IPMItool vulnerability

It was discovered that IPMItool was not properly checking the data received from a remote LAN party. A remote attacker could possibly use this issue to to cause a crash or arbitrary code execution.

Vim vulnerabilities

It was discovered that Vim incorrectly handled memory when opening certain files. If an attacker could trick a user into opening a specially crafted file, it could cause Vim to crash, or possible execute arbitrary code.

It was discovered that Vim incorrectly handled memory when opening certain files. If an attacker could trick a user into opening a specially crafted file, it could cause Vim to crash, or possible execute arbitrary code.

It was discovered that Vim incorrectly handled memory when opening certain files. If an attacker could trick a user into opening a specially crafted file, it could cause Vim to crash, or possible execute arbitrary code.

It was discovered that Vim incorrectly handled memory when opening certain files. If an attacker could trick a user into opening a specially crafted file, it could cause Vim to crash, or possible execute arbitrary code.

It was discovered that Vim incorrectly handled memory when opening certain files. If an attacker could trick a user into opening a specially crafted file, it could cause Vim to crash, or possible execute arbitrary code.

Samba vulnerabilities

Demi Marie Obenour discovered that the Samba LDAP server incorrectly handled certain confidential attribute values. A remote authenticated attacker could possibly use this issue to obtain certain sensitive information.

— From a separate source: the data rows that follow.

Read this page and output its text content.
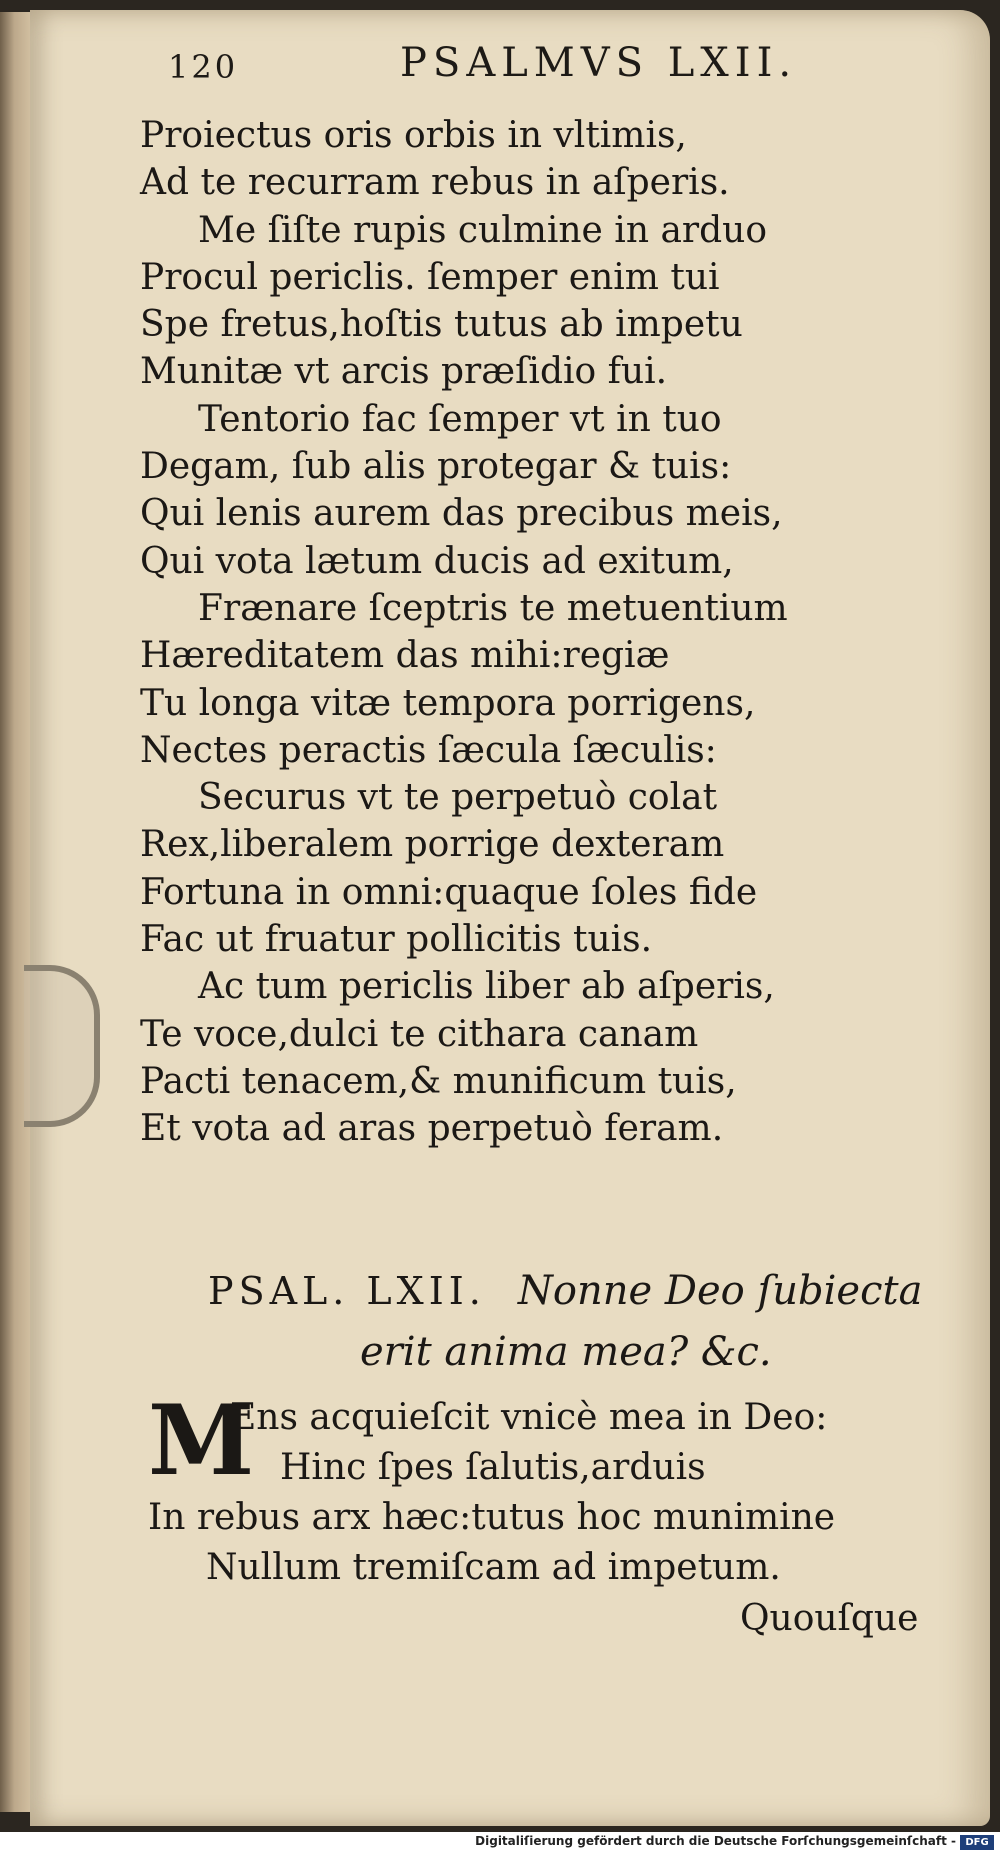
120	PSALMVS LXII.
Proiectus oris orbis in vltimis,
Ad te recurram rebus in aſperis.
Me ſiſte rupis culmine in arduo
Procul periclis. ſemper enim tui
Spe fretus,hoſtis tutus ab impetu
Munitæ vt arcis præſidio fui.
Tentorio fac ſemper vt in tuo
Degam, ſub alis protegar & tuis:
Qui lenis aurem das precibus meis,
Qui vota lætum ducis ad exitum,
Frænare ſceptris te metuentium
Hæreditatem das mihi:regiæ
Tu longa vitæ tempora porrigens,
Nectes peractis ſæcula ſæculis:
Securus vt te perpetuò colat
Rex,liberalem porrige dexteram
Fortuna in omni:quaque ſoles fide
Fac ut fruatur pollicitis tuis.
Ac tum periclis liber ab aſperis,
Te voce,dulci te cithara canam
Pacti tenacem,& munificum tuis,
Et vota ad aras perpetuò feram.
PSAL. LXII. Nonne Deo ſubiecta
erit anima mea? &c.
M
Ens acquieſcit vnicè mea in Deo:
Hinc ſpes ſalutis,arduis
In rebus arx hæc:tutus hoc munimine
Nullum tremiſcam ad impetum.
Quouſque
Digitaliſierung gefördert durch die Deutsche Forſchungsgemeinſchaft - DFG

Andrew Bartlett discovered that the Samba AD DC admin tool incorrectly sent passwords in cleartext. A remote attacker could possibly use this issue to obtain sensitive information.

X.Org X Server vulnerability

Jan-Niklas Sohn discovered that the X.Org X Server incorrectly handled certain memory operations. An attacker could possibly use these issues to cause the X Server to crash, execute arbitrary code, or escalate privileges.

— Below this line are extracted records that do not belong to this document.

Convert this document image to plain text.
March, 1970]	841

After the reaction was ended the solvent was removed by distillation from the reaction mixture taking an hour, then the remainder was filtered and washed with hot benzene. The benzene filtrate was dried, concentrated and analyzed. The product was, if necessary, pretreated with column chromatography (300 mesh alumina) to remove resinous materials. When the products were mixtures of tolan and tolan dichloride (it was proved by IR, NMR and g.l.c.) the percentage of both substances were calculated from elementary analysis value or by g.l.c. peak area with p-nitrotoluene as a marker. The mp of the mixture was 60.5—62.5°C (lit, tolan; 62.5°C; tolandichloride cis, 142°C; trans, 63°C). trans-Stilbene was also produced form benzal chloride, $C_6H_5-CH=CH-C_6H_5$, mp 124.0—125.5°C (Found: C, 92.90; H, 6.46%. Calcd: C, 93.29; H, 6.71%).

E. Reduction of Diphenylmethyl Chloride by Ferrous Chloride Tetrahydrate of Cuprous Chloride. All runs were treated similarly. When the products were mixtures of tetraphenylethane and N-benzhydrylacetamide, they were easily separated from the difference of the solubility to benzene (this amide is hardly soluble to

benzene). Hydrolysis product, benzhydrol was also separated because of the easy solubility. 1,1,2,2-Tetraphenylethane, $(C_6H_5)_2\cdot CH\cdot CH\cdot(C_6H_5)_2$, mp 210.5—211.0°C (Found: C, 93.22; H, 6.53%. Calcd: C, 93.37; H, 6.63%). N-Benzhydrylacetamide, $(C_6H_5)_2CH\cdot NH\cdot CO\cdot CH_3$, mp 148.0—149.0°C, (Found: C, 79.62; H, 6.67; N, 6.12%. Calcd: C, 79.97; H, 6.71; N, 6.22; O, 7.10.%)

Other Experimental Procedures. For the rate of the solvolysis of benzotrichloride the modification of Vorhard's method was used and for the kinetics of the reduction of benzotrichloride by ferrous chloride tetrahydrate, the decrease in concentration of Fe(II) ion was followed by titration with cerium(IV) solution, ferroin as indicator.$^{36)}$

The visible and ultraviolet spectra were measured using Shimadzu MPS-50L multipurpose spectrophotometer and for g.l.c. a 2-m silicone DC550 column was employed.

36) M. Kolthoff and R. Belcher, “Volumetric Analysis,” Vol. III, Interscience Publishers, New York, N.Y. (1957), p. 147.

CentOS 7.9 / AlmaLinux 8.7 security updates

Please check the CentOS mailing list for details about CentOS 7 updates and the AlmaLinux Errata site for details about AlmaLinux 8 updates that entered this release (everything from March 25th 2023 until April 23rd).

Update instructions:

The problem can be corrected by updating your system to the following or more recent package versions:

For Qlustar 13

qlustar-module-core-jammy-amd64-13.0       13.0.3-b565f1486
qlustar-module-core-centos8-amd64-13.0     13.0.3-b565f1486

For Qlustar 12.0

qlustar-module-core-focal-amd64-12.0.2     12.0.2.3-b566f1487
qlustar-module-core-centos7-amd64-12.0.2   12.0.2.3-b566f1487

For Qlustar 11.0

qlustar-module-core-bionic-amd64-11.0.1    11.0.1.22-b567f1489

Special Update instructions:

In addition to the steps described in the general Qlustar Update Instructions these updates require the following:

  • On Qlustar 12, also perform the following manual steps if you haven’t done so yet: Write the dnsmasq and slurm config with QluMan before rebooting. If your cluster was installed with a release earlier than 12.0.0.8-b546f1425 you will have to generate new LDAP certificates at some point since the earlier ones were generated with a 1 year validity. Now they are generated with an unlimited validity. To check the expiration date execute 
    # openssl x509 -dates -in /etc/ssl/certs/qlustar-ca-cert.pem | grep notAfter

    To regenerate the certificate with unlimited validity execute

    # qluman-ldap-cli --update-certs

    before rebooting the whole cluster.
    Please note that we no longer provide 12.x AlmaLinux 8 modules for Qlustar 12. If you want to use AlmaLinux 8 under Qlustar 12, please switch to the 13.x image modules and create a corresponding chroot for it.

  • On Qlustar 11: Also perform the manual steps ‘7. Migration to GRUB PXE booting’ and ‘11. Adjust root bash shell initialization’ as described in the Release Notes if you haven’t done so yet.